Qiu Lu, Nan Wenya
School of Finance and Business, Shanghai Normal University, Shanghai, China.
Department of Finance, East China University of Science and Technology, Shanghai, China.
Front Psychol. 2020 Jun 3;11:1003. doi: 10.3389/fpsyg.2020.01003. eCollection 2020.

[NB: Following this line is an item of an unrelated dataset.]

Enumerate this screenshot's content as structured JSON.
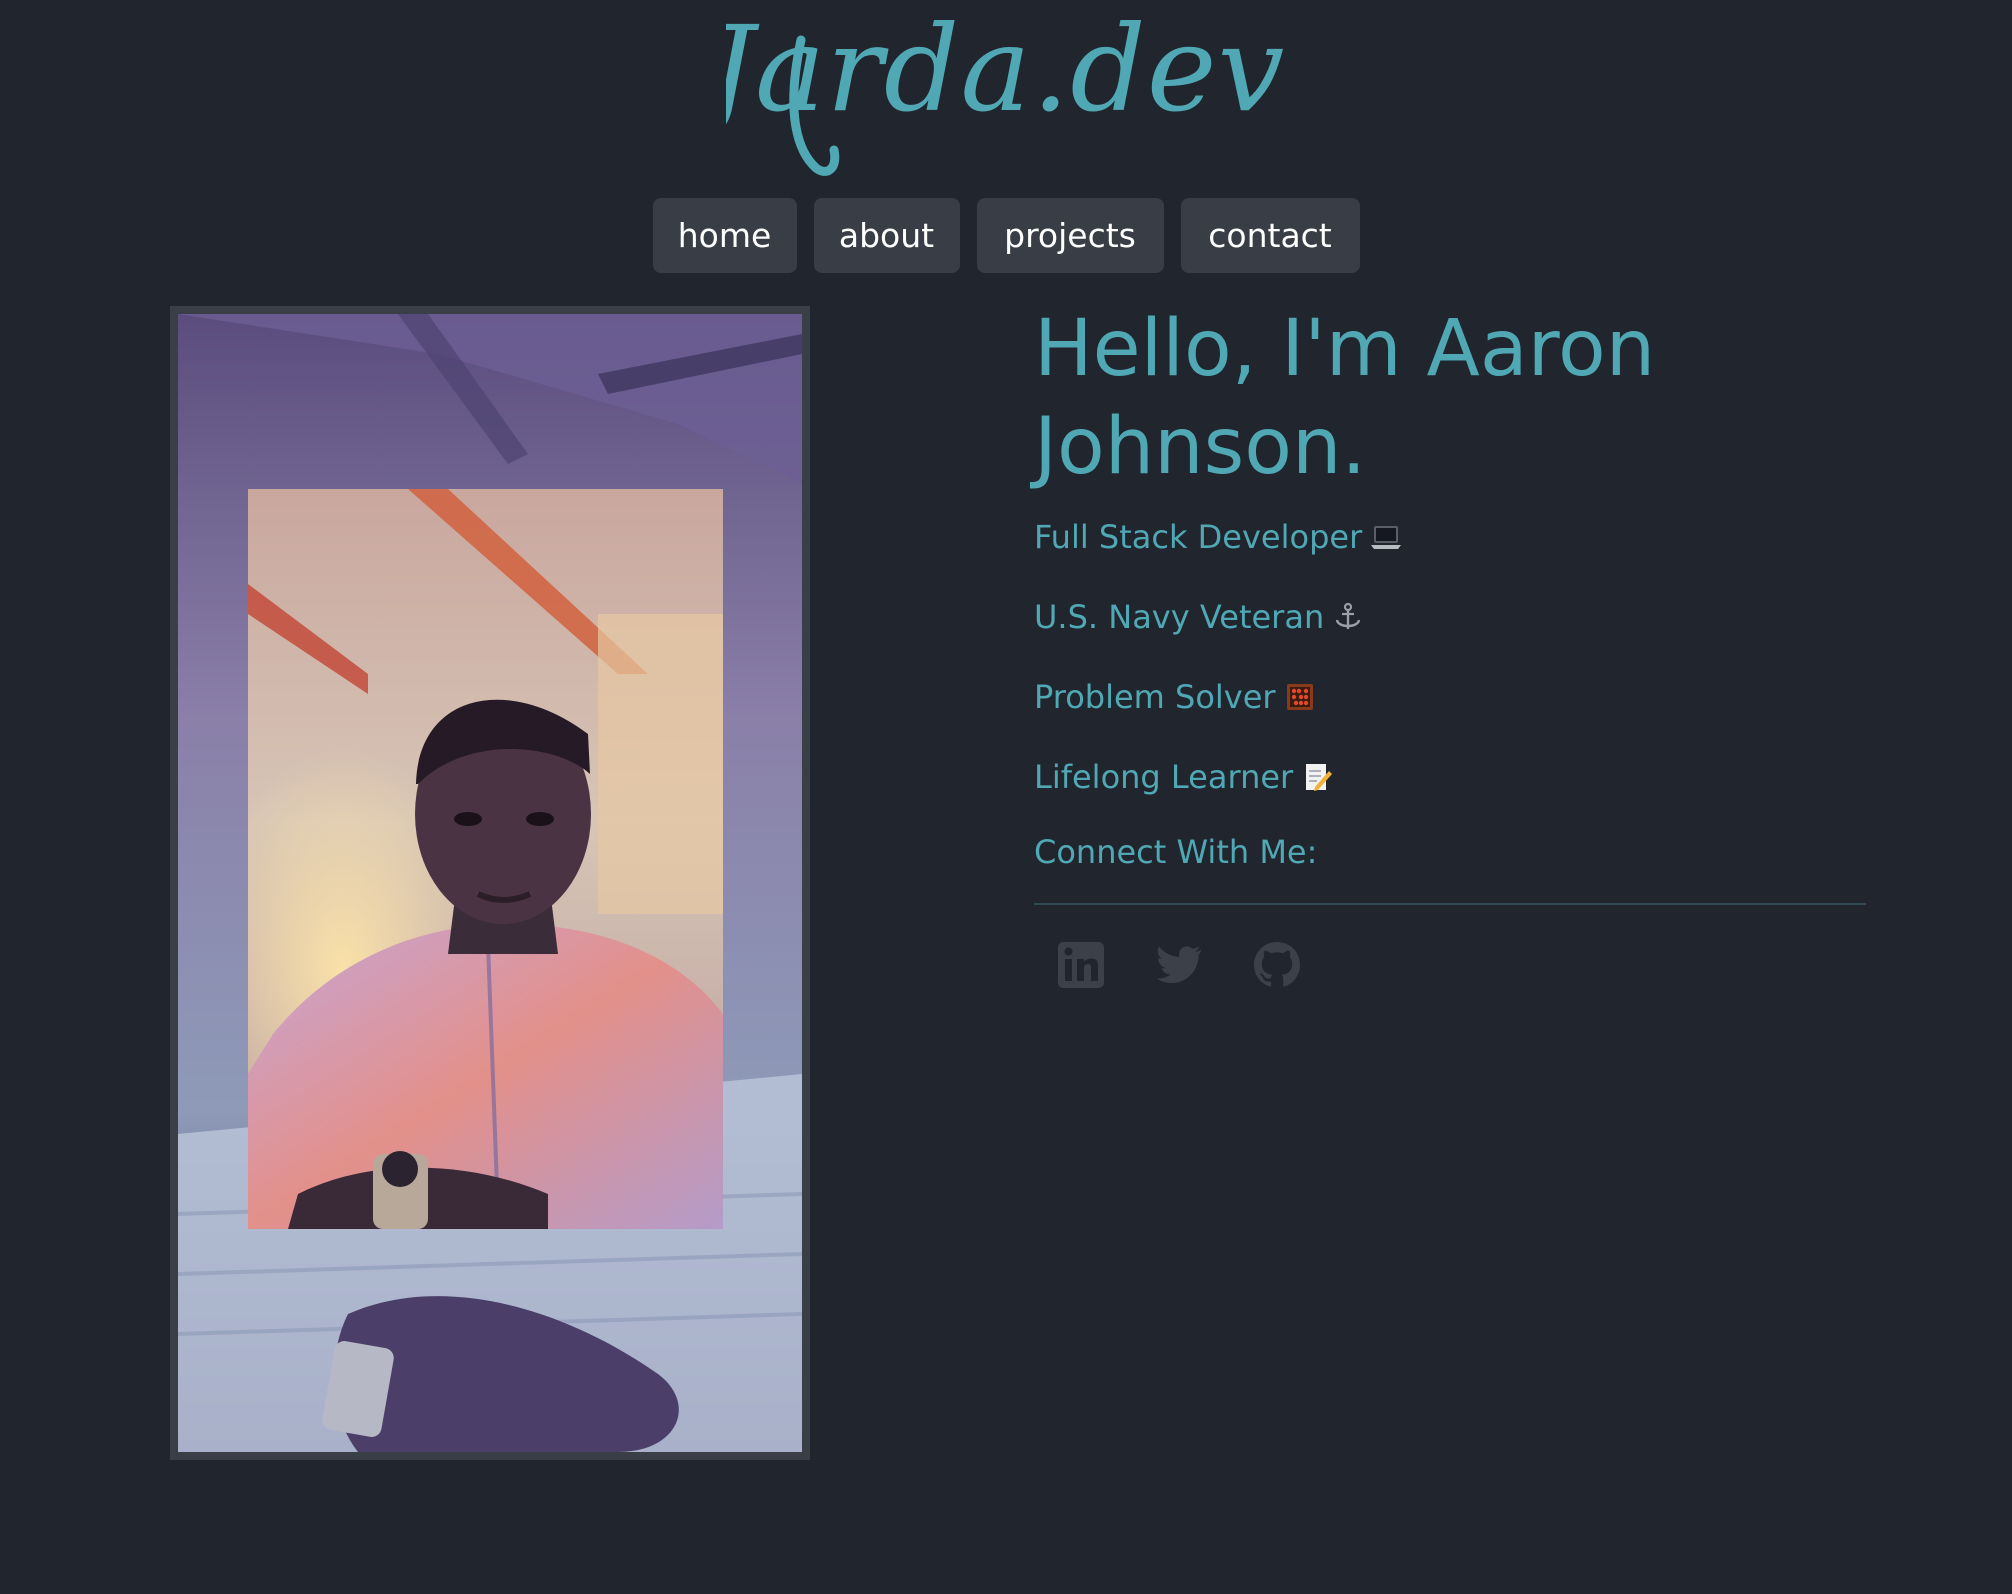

With the development of big data sharing and data standardization, electroencephalogram (EEG) data are increasingly used in the exploration of human cognitive behavior. Most of the existing studies focus on the changes of human brain network topology (the number of connections, degree distribution, clustering coefficient phantom) in various cognitive behaviors. However, there has been little exploration into the steady state of multi-cognitive behaviors and the recognition of multi-participant brain networks. To solve these two problems, we used EEG data of 99 healthy participants from the PhysioBank to study multi-cognitive behaviors. Specifically, we calculated the symbolic transfer entropy (STE) between 64 electrode sequences of EEG data and constructed the brain networks of various cognitive behaviors of each participant using the directed minimum spanning tree (DMST) algorithm. We then investigated the eigenvalue spectrum of the STE matrix of each individual's cognitive behavior. The results also showed that the spectrum distributions of different cognitive states of the same participant remained relatively stable, but those of the same cognitive state of different participants varied considerably, verifying the relative stability and uniqueness of the human brain network similar to a human's fingerprint. Based on these features, we used the spectral distribution set of 99 participants of various cognitive states as the original data set and developed a spectral distribution set scoring (SDSS) method to identify the brain network participants. It was found that most labels (69.35%) of the test participant with the highest score were identical to the labeled participant. This study provided further evidence for the existence of human brain fingerprints, and furnished a new approach for dynamic identification of brain fingerprints.
随着大数据共享和数据标准化的发展,脑电图(EEG)数据越来越多地用于人类认知行为的探索。现有的大多数研究都集中在各种认知行为中人类大脑网络拓扑结构的变化(连接数量、度分布、聚类系数等)。然而,对于多认知行为的稳态以及多参与者大脑网络的识别却鲜有探索。为了解决这两个问题,我们使用了来自PhysioBank的99名健康参与者的EEG数据来研究多认知行为。具体而言,我们计算了EEG数据64个电极序列之间的符号转移熵(STE),并使用有向最小生成树(DMST)算法构建了每个参与者各种认知行为的大脑网络。然后,我们研究了每个个体认知行为的STE矩阵的特征值谱。结果还表明,同一参与者不同认知状态的谱分布相对稳定,但不同参与者相同认知状态的谱分布差异较大,这验证了人类大脑网络类似于人类指纹的相对稳定性和独特性。基于这些特征,我们将99名参与者各种认知状态的谱分布集作为原始数据集,并开发了一种谱分布集评分(SDSS)方法来识别大脑网络参与者。结果发现,得分最高的测试参与者的大多数标签(69.35%)与标记参与者相同。本研究为人类大脑指纹的存在提供了进一步的证据,并为大脑指纹的动态识别提供了一种新方法。